In 1974, at age 26, she opened her own cabaret, named Chez Romy Haag, in Berlin-Schöneberg. Visitors to the venue included Udo Lindenberg, Zizi Jeanmaire, Patricia Highsmith, Bryan Ferry, Tina Turner, Horst Buchholz, Grace Jones, Rainer Werner Fassbinder, Iggy Pop, Freddie Mercury, Lou Reed and Mick Jagger, whom she first met in 1973.

In 1976, Haag and David Bowie began a romantic relationship. Bowie subsequently moved to Berlin and completed his first German tour.

Haag's first single "Liege-Samba" appeared in 1977, with Udo Lindenberg contributing the lyrics and music. She went on tour with Lindenberg, and in the following year, released her single "Superparadise". In 1979, The New Yorker profiled her in a photo tribute. In 1981, her first album So bin ich was released with Klaus Hoffmann contributing the lyrics.

In 1983, Haag sold her night club to travel the world. Returning to Germany in 1986, she began touring Germany, Austria, Switzerland and the U.S. with her City in the Night show. During mid 1980s, Haag was featured in the performance art video installation Queen Zero. During her career, she performed with Conny Göckel, Alexander Kraut, Lutz Woite, Friedel Schwarz, Erik Küppers, Blacky Schwarz, Roland Götz, Hansi Wallbaum, Uli Moritz, Eberhardt Fortmann.
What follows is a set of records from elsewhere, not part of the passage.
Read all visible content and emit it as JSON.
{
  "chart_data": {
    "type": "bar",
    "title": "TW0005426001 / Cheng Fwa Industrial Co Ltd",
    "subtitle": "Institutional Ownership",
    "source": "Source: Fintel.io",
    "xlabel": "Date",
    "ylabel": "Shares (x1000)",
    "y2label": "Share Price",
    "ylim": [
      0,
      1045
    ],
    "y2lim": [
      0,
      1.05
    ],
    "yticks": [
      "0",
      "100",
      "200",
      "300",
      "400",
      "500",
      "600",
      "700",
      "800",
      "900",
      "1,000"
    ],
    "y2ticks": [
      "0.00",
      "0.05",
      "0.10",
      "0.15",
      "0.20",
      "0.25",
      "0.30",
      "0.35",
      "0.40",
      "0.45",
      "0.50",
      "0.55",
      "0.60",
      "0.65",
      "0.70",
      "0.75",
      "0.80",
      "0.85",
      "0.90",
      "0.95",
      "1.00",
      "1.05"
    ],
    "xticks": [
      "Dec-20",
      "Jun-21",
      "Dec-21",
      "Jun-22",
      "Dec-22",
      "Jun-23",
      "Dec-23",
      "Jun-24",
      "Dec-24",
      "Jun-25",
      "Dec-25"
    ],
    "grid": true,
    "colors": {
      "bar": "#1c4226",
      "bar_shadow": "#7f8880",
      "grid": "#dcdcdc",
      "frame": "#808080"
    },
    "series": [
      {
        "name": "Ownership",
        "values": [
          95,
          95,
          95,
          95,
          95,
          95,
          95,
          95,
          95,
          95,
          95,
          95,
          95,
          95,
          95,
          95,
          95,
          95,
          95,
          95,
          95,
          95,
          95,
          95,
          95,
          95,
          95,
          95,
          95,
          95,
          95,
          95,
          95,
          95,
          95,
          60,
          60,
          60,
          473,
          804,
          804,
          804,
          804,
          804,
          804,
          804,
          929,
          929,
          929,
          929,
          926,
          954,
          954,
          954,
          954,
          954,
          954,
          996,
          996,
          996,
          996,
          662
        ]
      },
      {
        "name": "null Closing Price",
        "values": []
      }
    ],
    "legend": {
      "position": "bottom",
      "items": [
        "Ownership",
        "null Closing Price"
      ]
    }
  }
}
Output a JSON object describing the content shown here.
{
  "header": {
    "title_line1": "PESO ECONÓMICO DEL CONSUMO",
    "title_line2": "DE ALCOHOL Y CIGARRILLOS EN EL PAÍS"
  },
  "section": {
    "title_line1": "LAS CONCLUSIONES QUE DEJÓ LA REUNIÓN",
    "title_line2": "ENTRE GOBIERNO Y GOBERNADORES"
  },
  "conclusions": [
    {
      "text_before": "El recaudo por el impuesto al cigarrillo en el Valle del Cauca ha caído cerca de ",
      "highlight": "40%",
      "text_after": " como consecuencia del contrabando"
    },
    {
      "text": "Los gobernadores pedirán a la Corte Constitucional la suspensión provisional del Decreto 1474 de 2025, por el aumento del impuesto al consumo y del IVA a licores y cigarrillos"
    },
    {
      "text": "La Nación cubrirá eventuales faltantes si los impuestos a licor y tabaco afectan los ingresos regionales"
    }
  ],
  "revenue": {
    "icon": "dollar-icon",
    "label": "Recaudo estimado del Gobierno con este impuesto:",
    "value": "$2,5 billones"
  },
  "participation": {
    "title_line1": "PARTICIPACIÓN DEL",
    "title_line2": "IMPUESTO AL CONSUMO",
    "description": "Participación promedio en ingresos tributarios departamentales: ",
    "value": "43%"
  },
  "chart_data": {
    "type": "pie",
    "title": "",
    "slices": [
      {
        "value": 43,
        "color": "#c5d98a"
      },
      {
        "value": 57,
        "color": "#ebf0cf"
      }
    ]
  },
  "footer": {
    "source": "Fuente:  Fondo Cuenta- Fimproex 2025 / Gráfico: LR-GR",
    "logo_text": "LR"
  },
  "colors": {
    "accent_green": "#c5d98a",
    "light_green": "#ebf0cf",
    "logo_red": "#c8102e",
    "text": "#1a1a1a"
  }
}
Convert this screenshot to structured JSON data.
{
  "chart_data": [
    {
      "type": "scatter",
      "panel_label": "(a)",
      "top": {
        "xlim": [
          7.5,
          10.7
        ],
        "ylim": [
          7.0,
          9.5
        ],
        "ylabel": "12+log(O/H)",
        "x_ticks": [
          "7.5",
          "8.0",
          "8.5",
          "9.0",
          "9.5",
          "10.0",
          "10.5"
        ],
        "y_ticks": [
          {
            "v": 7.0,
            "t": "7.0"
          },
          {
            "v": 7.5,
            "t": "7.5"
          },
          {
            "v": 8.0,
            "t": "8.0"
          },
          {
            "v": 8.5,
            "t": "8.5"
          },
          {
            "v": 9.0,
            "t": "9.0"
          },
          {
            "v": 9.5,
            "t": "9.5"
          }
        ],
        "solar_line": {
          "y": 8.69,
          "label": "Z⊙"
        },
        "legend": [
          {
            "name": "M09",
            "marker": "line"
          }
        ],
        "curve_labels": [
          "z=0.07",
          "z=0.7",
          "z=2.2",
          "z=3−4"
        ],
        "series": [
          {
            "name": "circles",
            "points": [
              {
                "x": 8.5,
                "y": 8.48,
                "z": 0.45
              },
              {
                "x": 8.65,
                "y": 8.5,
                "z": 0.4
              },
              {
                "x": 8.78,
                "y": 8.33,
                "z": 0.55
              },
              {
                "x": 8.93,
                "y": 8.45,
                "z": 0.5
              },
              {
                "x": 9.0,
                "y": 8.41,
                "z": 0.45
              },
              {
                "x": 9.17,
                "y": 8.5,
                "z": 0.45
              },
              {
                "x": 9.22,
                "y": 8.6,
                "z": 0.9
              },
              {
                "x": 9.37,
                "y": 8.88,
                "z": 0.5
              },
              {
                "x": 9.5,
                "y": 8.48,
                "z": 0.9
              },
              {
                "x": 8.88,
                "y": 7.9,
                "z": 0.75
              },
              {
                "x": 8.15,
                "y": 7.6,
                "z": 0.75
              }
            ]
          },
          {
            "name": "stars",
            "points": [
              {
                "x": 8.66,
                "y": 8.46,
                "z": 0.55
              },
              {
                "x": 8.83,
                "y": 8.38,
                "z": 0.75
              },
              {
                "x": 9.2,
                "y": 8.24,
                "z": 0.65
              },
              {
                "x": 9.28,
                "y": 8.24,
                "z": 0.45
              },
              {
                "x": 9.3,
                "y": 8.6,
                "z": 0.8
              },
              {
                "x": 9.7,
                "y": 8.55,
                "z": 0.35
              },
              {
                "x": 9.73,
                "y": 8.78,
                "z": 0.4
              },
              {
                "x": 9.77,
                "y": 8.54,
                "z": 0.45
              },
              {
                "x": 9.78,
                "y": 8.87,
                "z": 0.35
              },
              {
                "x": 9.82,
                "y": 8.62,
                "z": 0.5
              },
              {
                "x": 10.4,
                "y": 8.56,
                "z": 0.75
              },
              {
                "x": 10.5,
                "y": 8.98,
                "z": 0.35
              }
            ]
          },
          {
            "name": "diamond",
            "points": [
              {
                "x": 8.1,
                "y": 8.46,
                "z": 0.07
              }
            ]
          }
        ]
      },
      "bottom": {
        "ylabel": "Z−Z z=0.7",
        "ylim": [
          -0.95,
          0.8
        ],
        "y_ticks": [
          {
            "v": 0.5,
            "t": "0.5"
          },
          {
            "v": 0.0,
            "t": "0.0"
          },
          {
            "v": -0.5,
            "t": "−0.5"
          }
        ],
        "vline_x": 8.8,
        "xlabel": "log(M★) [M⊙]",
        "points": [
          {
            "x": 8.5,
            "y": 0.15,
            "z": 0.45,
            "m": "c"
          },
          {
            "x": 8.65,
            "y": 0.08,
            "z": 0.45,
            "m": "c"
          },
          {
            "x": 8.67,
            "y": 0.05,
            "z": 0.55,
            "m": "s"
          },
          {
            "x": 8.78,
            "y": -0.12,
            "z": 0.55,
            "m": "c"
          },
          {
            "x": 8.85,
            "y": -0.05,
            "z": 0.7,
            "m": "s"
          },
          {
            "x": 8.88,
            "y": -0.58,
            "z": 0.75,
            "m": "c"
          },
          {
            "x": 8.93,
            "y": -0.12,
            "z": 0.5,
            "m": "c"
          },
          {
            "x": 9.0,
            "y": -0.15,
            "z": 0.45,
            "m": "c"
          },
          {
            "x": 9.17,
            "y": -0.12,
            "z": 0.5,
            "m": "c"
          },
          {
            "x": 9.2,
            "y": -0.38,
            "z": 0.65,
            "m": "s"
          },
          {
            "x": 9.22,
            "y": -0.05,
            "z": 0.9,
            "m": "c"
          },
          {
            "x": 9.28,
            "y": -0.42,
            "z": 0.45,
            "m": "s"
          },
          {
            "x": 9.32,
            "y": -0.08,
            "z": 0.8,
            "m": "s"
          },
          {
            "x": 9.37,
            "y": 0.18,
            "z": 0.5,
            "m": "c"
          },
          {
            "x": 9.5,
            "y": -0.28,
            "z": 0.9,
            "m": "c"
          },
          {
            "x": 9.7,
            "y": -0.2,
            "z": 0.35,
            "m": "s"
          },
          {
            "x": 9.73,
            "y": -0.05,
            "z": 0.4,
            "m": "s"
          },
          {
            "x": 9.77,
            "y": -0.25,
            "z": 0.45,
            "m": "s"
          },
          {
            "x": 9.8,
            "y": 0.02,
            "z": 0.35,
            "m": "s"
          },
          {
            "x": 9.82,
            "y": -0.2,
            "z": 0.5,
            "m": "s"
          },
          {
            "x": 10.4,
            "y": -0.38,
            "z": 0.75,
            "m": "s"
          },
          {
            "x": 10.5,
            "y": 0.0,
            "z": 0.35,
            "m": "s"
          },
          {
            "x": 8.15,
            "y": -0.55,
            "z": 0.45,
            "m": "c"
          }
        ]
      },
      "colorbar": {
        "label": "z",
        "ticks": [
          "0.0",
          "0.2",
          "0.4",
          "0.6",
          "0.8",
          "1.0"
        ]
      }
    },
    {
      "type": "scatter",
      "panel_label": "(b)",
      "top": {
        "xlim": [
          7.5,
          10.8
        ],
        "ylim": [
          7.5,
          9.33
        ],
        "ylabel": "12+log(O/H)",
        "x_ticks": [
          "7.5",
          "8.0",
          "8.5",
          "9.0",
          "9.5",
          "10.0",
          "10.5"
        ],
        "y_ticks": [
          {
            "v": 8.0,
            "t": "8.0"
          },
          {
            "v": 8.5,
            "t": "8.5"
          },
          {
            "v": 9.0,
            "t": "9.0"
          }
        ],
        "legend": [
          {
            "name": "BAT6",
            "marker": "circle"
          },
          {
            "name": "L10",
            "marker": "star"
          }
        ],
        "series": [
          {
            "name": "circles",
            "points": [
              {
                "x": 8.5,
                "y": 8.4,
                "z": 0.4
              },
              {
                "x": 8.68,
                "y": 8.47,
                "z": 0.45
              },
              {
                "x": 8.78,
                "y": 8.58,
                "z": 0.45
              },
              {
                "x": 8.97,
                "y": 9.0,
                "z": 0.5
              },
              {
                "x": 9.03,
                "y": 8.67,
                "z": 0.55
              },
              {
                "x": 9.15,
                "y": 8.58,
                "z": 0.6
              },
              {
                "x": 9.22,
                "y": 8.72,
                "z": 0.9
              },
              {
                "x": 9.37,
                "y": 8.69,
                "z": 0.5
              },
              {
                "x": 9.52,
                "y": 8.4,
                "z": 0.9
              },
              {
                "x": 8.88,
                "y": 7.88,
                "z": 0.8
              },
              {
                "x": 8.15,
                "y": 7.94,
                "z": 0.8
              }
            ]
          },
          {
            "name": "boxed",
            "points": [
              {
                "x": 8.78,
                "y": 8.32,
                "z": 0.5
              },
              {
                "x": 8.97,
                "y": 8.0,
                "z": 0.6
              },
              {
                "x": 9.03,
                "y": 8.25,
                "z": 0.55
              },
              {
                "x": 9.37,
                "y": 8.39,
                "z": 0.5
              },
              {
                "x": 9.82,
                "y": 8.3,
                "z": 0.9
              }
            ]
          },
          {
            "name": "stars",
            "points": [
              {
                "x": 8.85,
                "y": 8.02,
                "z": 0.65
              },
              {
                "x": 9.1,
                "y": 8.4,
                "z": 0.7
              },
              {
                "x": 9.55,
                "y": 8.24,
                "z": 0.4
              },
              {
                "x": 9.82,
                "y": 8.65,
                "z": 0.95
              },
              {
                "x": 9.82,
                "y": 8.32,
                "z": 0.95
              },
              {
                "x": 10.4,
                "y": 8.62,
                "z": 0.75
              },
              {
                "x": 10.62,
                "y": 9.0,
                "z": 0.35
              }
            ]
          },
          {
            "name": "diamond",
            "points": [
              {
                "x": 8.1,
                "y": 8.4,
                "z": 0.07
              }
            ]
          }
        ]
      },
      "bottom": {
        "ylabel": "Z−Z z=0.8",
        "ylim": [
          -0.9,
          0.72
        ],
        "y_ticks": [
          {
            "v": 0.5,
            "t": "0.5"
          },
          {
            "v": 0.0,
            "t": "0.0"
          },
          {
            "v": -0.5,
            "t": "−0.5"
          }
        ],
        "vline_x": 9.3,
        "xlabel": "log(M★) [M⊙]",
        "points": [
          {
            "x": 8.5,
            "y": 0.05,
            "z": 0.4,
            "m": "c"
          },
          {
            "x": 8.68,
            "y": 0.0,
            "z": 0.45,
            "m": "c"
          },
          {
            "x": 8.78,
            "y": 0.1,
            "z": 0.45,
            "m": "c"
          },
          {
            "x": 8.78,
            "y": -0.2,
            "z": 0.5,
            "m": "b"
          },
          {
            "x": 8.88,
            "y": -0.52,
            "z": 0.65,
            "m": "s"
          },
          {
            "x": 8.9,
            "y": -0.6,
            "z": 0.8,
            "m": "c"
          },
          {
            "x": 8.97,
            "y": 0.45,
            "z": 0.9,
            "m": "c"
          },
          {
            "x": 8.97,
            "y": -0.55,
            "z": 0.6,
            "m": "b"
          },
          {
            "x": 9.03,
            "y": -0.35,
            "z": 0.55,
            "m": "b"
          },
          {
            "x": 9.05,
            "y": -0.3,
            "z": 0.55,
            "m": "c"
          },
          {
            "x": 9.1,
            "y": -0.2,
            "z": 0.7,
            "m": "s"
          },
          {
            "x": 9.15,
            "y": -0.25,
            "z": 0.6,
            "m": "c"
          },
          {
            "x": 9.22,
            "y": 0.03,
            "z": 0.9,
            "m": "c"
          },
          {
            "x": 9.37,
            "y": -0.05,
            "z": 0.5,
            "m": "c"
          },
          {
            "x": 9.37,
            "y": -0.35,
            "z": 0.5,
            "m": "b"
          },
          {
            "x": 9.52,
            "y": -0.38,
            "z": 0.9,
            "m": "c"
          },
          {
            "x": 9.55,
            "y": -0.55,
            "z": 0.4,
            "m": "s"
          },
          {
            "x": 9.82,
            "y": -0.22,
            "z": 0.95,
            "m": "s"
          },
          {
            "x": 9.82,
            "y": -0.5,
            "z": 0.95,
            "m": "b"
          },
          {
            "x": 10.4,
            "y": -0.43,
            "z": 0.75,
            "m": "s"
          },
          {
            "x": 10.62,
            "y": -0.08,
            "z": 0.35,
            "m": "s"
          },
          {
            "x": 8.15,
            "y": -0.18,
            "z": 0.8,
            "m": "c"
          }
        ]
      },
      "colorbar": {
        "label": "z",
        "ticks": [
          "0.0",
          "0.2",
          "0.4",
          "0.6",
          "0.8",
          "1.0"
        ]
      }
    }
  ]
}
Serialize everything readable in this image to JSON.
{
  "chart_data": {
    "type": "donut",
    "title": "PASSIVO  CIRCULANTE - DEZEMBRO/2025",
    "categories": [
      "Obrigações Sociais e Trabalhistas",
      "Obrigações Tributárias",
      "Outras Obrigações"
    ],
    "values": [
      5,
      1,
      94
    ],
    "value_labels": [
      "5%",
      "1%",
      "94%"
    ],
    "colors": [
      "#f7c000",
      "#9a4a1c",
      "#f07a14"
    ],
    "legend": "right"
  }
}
In 2010, she had a role as a receptionist in the internet soap opera Doc Love playing alongside Dieter Bach, Oliver Bender and Ellenie Salvo González.

==Honors and awards==
In 1997 Haag received the Teddy Award at the Berlinale 1997 for her life work. The Teddy Award is awarded in recognition of films with LGBTQIA topics.

The German astronomer Felix Hormuth named one of the minor planets he discovered on 29 January 2009 after Romy Haag. The asteroid is officially named 305660 Romyhaag.

Georg Kajanus wrote a song about her, released on Datas 1983 album 2-Time.

==Discography==
===Albums===
- 1977: Tell! cast recording (With Su Kramer, Jürgen Drews, Udo Lindenberg, Jackie Carter, Alexis Korner) (Telefunken)
- 1981: So bin Ich (Aladin)
- 1983: Flugblatt (Risiko)
- 1985: City in the Night (Constant)
- 1990: Live – Rock n Roll Bitch (1980–1990) (Black-Heart)
- 1992: Live – Leben ist gleich Karneval (Black-Heart)
- 1993: On the Road Again – Chaos in Einheit Tour (Black-Heart)
- 1996: In Concert – Hexenkessel (Black-Heart)
- 1999: Cabaret Berlin (Ricca)
- 2001: Balladen für Huren und Engel (Ricca)
- 2003: Reichtum Chill-Inn-Music (Kraut)
- 2005: Frauen, die ich nicht vergessen kann – Live (Kraut)
- 2010: Moving On (Fpr Music)

===Singles===
- 1977: "Liege-Samba" (Telefunken)
- 1978: "Superparadise" (Philips)
- 1979: "Showtime" (Philips)
- 1979: "Catch Me" (Aladin / EMI Electrola)
- 1983: "Rosen Im Schnee" (Aladin)
- 1983: "Non Je Ne Regrette Rien" (Risiko)
- 1985: "In Der Nacht Ist Der Mensch Nicht Gern Alleine" (Constant)
- 1987: "Help Me Make It Through the Night" (EMI)
- 1990: "Süße Kirschen" – Lyric Expedition Featuring Romy Haag (Teldec)
- 1994: "Toujours Retour" (Ricca)
- 2001: "La Vie En Rose" (Monopol)
- 2002: "Memories Are Made of This" (Pool)
- 2012: "Love Will Find a Way" – Romy Haag with Marion Gold (Bon Voyage)
- 2012: "Let's Dance" – Part of the Art Featuring Romy Haag (N/A)
- 2014: "Wunder Gibt Es Nur Im Märchen" (Donato Plögert Musik)

== Filmography ==
- 1987: Ossegg oder Die Wahrheit über Hänsel und Gretel
- 1987: Mascara, Director: Patrick Conrad
- 1988: The Case of Mr. Spalt
- 2014: Laura – Das Juwel von Stuttgart, Director: Rosa von Praunheim

== Radio ==
- 1978: Anthony J. Ingrassia: Berührungen – Director: Götz Naleppa (Hörspiel (Kunstkopf) – RIAS Berlin/NDR)

== Publications ==
- (de) Eine Frau und mehr, Romy Haag, 1999, Quadriga (ISBN 3-88679-328-1).